When it’s raining in Central Park but I really want to see some birds while keeping my camera dry, sometimes a visit to the Metropolitan Museum of Art can provide a very satisfying experience, as it did when I visited on November 22. Birds are everywhere in the museum, and although I can’t always identify them, I can definitely enjoy them.
Some of the birds are very obvious, and have identifications in their titles.
Some of the birds appear in paintings we recognize from frequent visits to the museum, but often we do not recollect the birds. Manuel Osorio Manrique de Zuniga 1784-1792, by Goya, is one of those very familiar paintings. The magpie and finches don’t always get my attention, but I do remember those cats!
Another very familiar painting with birds is Bruegel’s The Harvesters (left), although the birds are so secondary that they are often not noticed. I think they are crows, but they are so vague they could be any bird. What I find interesting is that although there are laborers in the painting, the birds are the only non-human animals.
In contrast, the bird in Madonna and Child Enthroned with Two Donors (details, right), by Lorenzo Veneziano, is very prominent, framed by the hands of the infant Christ and the Madonna.
Paintings depicting the life of Christ often have birds, many of which have symbolic significance. The dove often represents peace or the Holy Spirit. Cranes often represent loyalty and vigilance. The dove is prominent in David’s Annunciate; Jesus contemplates the crane in Moretto’s Christ in the Wilderness.
Making Marvels: Science & Splendor at the Courts of Europe, a delightful new exhibition at the Met, yielded several birds, sometimes the focus of the piece and sometimes an entertaining afterthought. Unless you make a point of looking at the rear of the Diana automaton, you might miss that bird. But it is very hard to miss the ostriches in the two ewers.
Eagles often figure in art, and they were found in at least three pieces in the Making Marvels exhibition.
Several of the other birds in the Making Marvels exhibition were not identifiable, but were so much fun to see.
I also did a little birding in the Renaissance of Etching exhibition, where I was able to see Prometheus attacked by a vulture.
Still lifes have often featured dead birds, and there are several paintings in the Met Museum that do portray deceased birds.
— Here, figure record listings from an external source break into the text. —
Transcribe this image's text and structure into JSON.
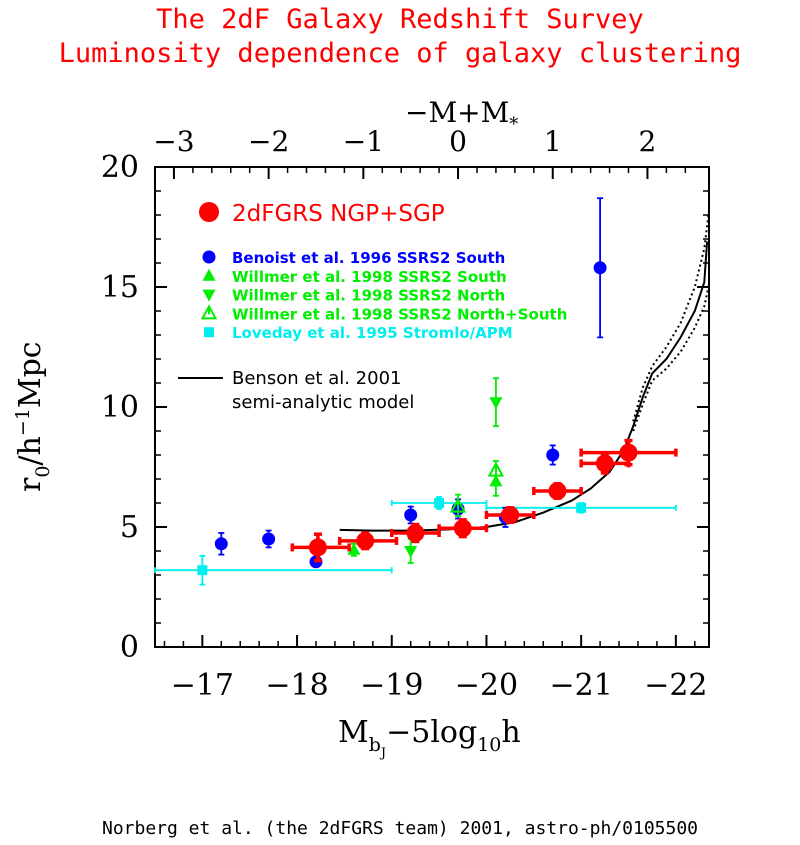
{
  "page": {
    "title_line1": "The 2dF Galaxy Redshift Survey",
    "title_line2": "Luminosity dependence of galaxy clustering",
    "credit": "Norberg et al. (the 2dFGRS team) 2001, astro-ph/0105500"
  },
  "chart_data": {
    "type": "scatter",
    "x_axis": {
      "label_main": "M",
      "label_sub": "b",
      "label_subsub": "J",
      "label_rest": "−5log",
      "label_sub2": "10",
      "label_end": "h",
      "range": [
        -16.5,
        -22.35
      ],
      "ticks": [
        -17,
        -18,
        -19,
        -20,
        -21,
        -22
      ],
      "tick_labels": [
        "−17",
        "−18",
        "−19",
        "−20",
        "−21",
        "−22"
      ]
    },
    "top_axis": {
      "label_a": "−M+M",
      "label_b": "*",
      "ticks": [
        -3,
        -2,
        -1,
        0,
        1,
        2
      ],
      "tick_labels": [
        "−3",
        "−2",
        "−1",
        "0",
        "1",
        "2"
      ]
    },
    "y_axis": {
      "label_a": "r",
      "label_b": "0",
      "label_c": "/h",
      "label_d": "−1",
      "label_e": "Mpc",
      "range": [
        0,
        20
      ],
      "ticks": [
        0,
        5,
        10,
        15,
        20
      ],
      "tick_labels": [
        "0",
        "5",
        "10",
        "15",
        "20"
      ]
    },
    "legend_main": "2dFGRS NGP+SGP",
    "legend": [
      {
        "label": "Benoist et al. 1996 SSRS2 South",
        "color": "#0000ff",
        "marker": "circle"
      },
      {
        "label": "Willmer et al. 1998 SSRS2 South",
        "color": "#00ee00",
        "marker": "triangle-up"
      },
      {
        "label": "Willmer et al. 1998 SSRS2 North",
        "color": "#00ee00",
        "marker": "triangle-down"
      },
      {
        "label": "Willmer et al. 1998 SSRS2 North+South",
        "color": "#00ee00",
        "marker": "tri-open"
      },
      {
        "label": "Loveday et al. 1995 Stromlo/APM",
        "color": "#00eeee",
        "marker": "square"
      }
    ],
    "model_label_1": "Benson et al. 2001",
    "model_label_2": "semi-analytic model",
    "series": [
      {
        "name": "2dFGRS NGP+SGP",
        "color": "#ff0000",
        "marker": "big-circle",
        "points": [
          {
            "x": -18.22,
            "y": 4.15,
            "xlo": -17.95,
            "xhi": -18.55,
            "ylo": 3.6,
            "yhi": 4.7
          },
          {
            "x": -18.72,
            "y": 4.42,
            "xlo": -18.45,
            "xhi": -19.05,
            "ylo": 4.1,
            "yhi": 4.75
          },
          {
            "x": -19.25,
            "y": 4.75,
            "xlo": -19.0,
            "xhi": -19.5,
            "ylo": 4.4,
            "yhi": 5.1
          },
          {
            "x": -19.75,
            "y": 4.95,
            "xlo": -19.5,
            "xhi": -20.0,
            "ylo": 4.6,
            "yhi": 5.3
          },
          {
            "x": -20.25,
            "y": 5.5,
            "xlo": -20.0,
            "xhi": -20.5,
            "ylo": 5.2,
            "yhi": 5.8
          },
          {
            "x": -20.75,
            "y": 6.5,
            "xlo": -20.5,
            "xhi": -21.0,
            "ylo": 6.2,
            "yhi": 6.8
          },
          {
            "x": -21.25,
            "y": 7.65,
            "xlo": -21.0,
            "xhi": -21.5,
            "ylo": 7.25,
            "yhi": 8.05
          },
          {
            "x": -21.5,
            "y": 8.1,
            "xlo": -21.0,
            "xhi": -22.0,
            "ylo": 7.6,
            "yhi": 8.6
          }
        ]
      },
      {
        "name": "Benoist et al. 1996 SSRS2 South",
        "color": "#0000ff",
        "marker": "circle",
        "points": [
          {
            "x": -17.2,
            "y": 4.3,
            "ylo": 3.85,
            "yhi": 4.75
          },
          {
            "x": -17.7,
            "y": 4.5,
            "ylo": 4.15,
            "yhi": 4.85
          },
          {
            "x": -18.2,
            "y": 3.55,
            "ylo": 3.35,
            "yhi": 3.75
          },
          {
            "x": -19.2,
            "y": 5.5,
            "ylo": 5.15,
            "yhi": 5.85
          },
          {
            "x": -19.7,
            "y": 5.75,
            "ylo": 5.35,
            "yhi": 6.15
          },
          {
            "x": -20.2,
            "y": 5.4,
            "ylo": 5.0,
            "yhi": 5.8
          },
          {
            "x": -20.7,
            "y": 8.0,
            "ylo": 7.6,
            "yhi": 8.4
          },
          {
            "x": -21.2,
            "y": 15.8,
            "ylo": 12.9,
            "yhi": 18.7
          }
        ]
      },
      {
        "name": "Willmer et al. 1998 SSRS2 South",
        "color": "#00ee00",
        "marker": "triangle-up",
        "points": [
          {
            "x": -18.6,
            "y": 4.05,
            "ylo": 3.8,
            "yhi": 4.3
          },
          {
            "x": -20.1,
            "y": 6.9,
            "ylo": 6.3,
            "yhi": 7.5
          }
        ]
      },
      {
        "name": "Willmer et al. 1998 SSRS2 North",
        "color": "#00ee00",
        "marker": "triangle-down",
        "points": [
          {
            "x": -19.2,
            "y": 4.0,
            "ylo": 3.5,
            "yhi": 4.5
          },
          {
            "x": -20.1,
            "y": 10.2,
            "ylo": 9.2,
            "yhi": 11.2
          }
        ]
      },
      {
        "name": "Willmer et al. 1998 SSRS2 North+South",
        "color": "#00ee00",
        "marker": "tri-open",
        "points": [
          {
            "x": -19.7,
            "y": 5.85,
            "ylo": 5.45,
            "yhi": 6.35
          },
          {
            "x": -20.1,
            "y": 7.35,
            "ylo": 6.95,
            "yhi": 7.75
          }
        ]
      },
      {
        "name": "Loveday et al. 1995 Stromlo/APM",
        "color": "#00eeee",
        "marker": "square",
        "points": [
          {
            "x": -17.0,
            "y": 3.2,
            "xlo": -16.5,
            "xhi": -19.0,
            "ylo": 2.6,
            "yhi": 3.8
          },
          {
            "x": -19.5,
            "y": 6.0,
            "xlo": -19.0,
            "xhi": -20.0,
            "ylo": 5.75,
            "yhi": 6.25
          },
          {
            "x": -21.0,
            "y": 5.8,
            "xlo": -20.0,
            "xhi": -22.0,
            "ylo": 5.6,
            "yhi": 6.0
          }
        ]
      }
    ],
    "model": {
      "mean": [
        [
          -18.45,
          4.88
        ],
        [
          -18.8,
          4.85
        ],
        [
          -19.2,
          4.85
        ],
        [
          -19.6,
          4.9
        ],
        [
          -20.0,
          5.0
        ],
        [
          -20.3,
          5.2
        ],
        [
          -20.6,
          5.6
        ],
        [
          -20.9,
          6.1
        ],
        [
          -21.1,
          6.6
        ],
        [
          -21.3,
          7.3
        ],
        [
          -21.45,
          8.2
        ],
        [
          -21.55,
          9.2
        ],
        [
          -21.65,
          10.4
        ],
        [
          -21.75,
          11.4
        ],
        [
          -21.9,
          12.0
        ],
        [
          -22.05,
          12.9
        ],
        [
          -22.2,
          14.0
        ],
        [
          -22.3,
          15.2
        ],
        [
          -22.33,
          16.9
        ]
      ],
      "upper": [
        [
          -21.55,
          9.4
        ],
        [
          -21.65,
          10.8
        ],
        [
          -21.75,
          11.7
        ],
        [
          -21.9,
          12.5
        ],
        [
          -22.05,
          13.5
        ],
        [
          -22.2,
          15.0
        ],
        [
          -22.3,
          16.6
        ],
        [
          -22.35,
          18.2
        ]
      ],
      "lower": [
        [
          -21.55,
          9.0
        ],
        [
          -21.65,
          10.1
        ],
        [
          -21.75,
          11.1
        ],
        [
          -21.9,
          11.6
        ],
        [
          -22.05,
          12.3
        ],
        [
          -22.2,
          13.3
        ],
        [
          -22.3,
          14.2
        ],
        [
          -22.35,
          15.1
        ]
      ]
    }
  }
}
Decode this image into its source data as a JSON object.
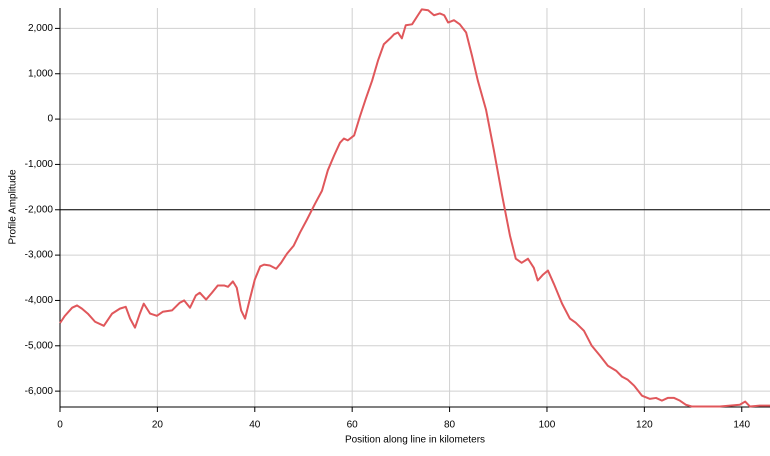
{
  "chart_data": {
    "type": "line",
    "x_label": "Position along line in kilometers",
    "y_label": "Profile Amplitude",
    "x": [
      0,
      1,
      2.5,
      3.5,
      4.5,
      5.7,
      7.2,
      9,
      10.7,
      12.3,
      13.5,
      14.4,
      15.4,
      16.4,
      17.2,
      18.5,
      19.9,
      21.1,
      23,
      24.6,
      25.5,
      26.7,
      27.9,
      28.7,
      30,
      31.2,
      32.4,
      33.7,
      34.5,
      35.5,
      36.3,
      37.2,
      38,
      38.8,
      40,
      41.1,
      41.9,
      43.1,
      44.4,
      45.4,
      46.6,
      48,
      49.3,
      50.7,
      52.4,
      53.8,
      55,
      56.3,
      57.5,
      58.3,
      59.1,
      60.4,
      61.6,
      62.8,
      64.1,
      65.3,
      66.5,
      67.8,
      68.6,
      69.4,
      70.2,
      71,
      72.3,
      73.5,
      74.3,
      75.6,
      76.8,
      78,
      78.9,
      79.7,
      80.9,
      82.1,
      83.4,
      84.6,
      85.8,
      87.5,
      89.1,
      90.8,
      92.4,
      93.6,
      94.8,
      96.1,
      97.3,
      98.1,
      99.2,
      100.2,
      101.4,
      103.1,
      104.7,
      105.9,
      107.6,
      109.2,
      110.9,
      112.5,
      114.2,
      115.4,
      116.6,
      117.9,
      119.5,
      121.1,
      122.4,
      123.6,
      124.8,
      126.1,
      127.3,
      128.5,
      129.8,
      131.4,
      133.5,
      135.5,
      137.6,
      139.6,
      140.7,
      141.7,
      143.7,
      145.8
    ],
    "y": [
      -4500,
      -4340,
      -4160,
      -4110,
      -4180,
      -4290,
      -4470,
      -4560,
      -4290,
      -4180,
      -4140,
      -4400,
      -4600,
      -4290,
      -4070,
      -4290,
      -4340,
      -4250,
      -4220,
      -4050,
      -4000,
      -4160,
      -3890,
      -3830,
      -3980,
      -3830,
      -3670,
      -3670,
      -3700,
      -3580,
      -3720,
      -4220,
      -4400,
      -4050,
      -3540,
      -3250,
      -3210,
      -3230,
      -3300,
      -3170,
      -2970,
      -2790,
      -2500,
      -2220,
      -1860,
      -1580,
      -1130,
      -800,
      -520,
      -430,
      -470,
      -360,
      60,
      450,
      850,
      1290,
      1650,
      1780,
      1870,
      1910,
      1780,
      2070,
      2090,
      2290,
      2420,
      2400,
      2290,
      2330,
      2290,
      2130,
      2180,
      2090,
      1910,
      1400,
      850,
      200,
      -690,
      -1690,
      -2570,
      -3080,
      -3170,
      -3080,
      -3280,
      -3560,
      -3430,
      -3340,
      -3630,
      -4070,
      -4400,
      -4490,
      -4670,
      -5000,
      -5220,
      -5440,
      -5550,
      -5680,
      -5750,
      -5880,
      -6100,
      -6170,
      -6150,
      -6210,
      -6150,
      -6150,
      -6210,
      -6300,
      -6340,
      -6340,
      -6340,
      -6340,
      -6320,
      -6300,
      -6230,
      -6340,
      -6320,
      -6320
    ],
    "color": "#e0575b",
    "xlim": [
      0,
      145.8
    ],
    "ylim": [
      -6350,
      2450
    ],
    "xticks": [
      0,
      20,
      40,
      60,
      80,
      100,
      120,
      140
    ],
    "yticks": [
      {
        "value": 2000,
        "label": "2,000"
      },
      {
        "value": 1000,
        "label": "1,000"
      },
      0,
      {
        "value": -1000,
        "label": "-1,000"
      },
      {
        "value": -2000,
        "label": "-2,000"
      },
      {
        "value": -3000,
        "label": "-3,000"
      },
      {
        "value": -4000,
        "label": "-4,000"
      },
      {
        "value": -5000,
        "label": "-5,000"
      },
      {
        "value": -6000,
        "label": "-6,000"
      }
    ],
    "reference_line": -2000,
    "grid": true
  }
}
I chose one painting to include here, because birding the Met will lead you to some of the less-than-happy paintings of birds. When thinking about birds in art, we often think of the paintings of John James Audubon, and perhaps we should remember that his models were dead birds he pinned in positions that represented what he had seen in the wild. The Met Museum does have several Audubon prints, which I hope to visit some time in the future.
There are many more birds throughout the Met Museum, and often touring the museum becomes more interesting when bird-watching the art — no binoculars needed!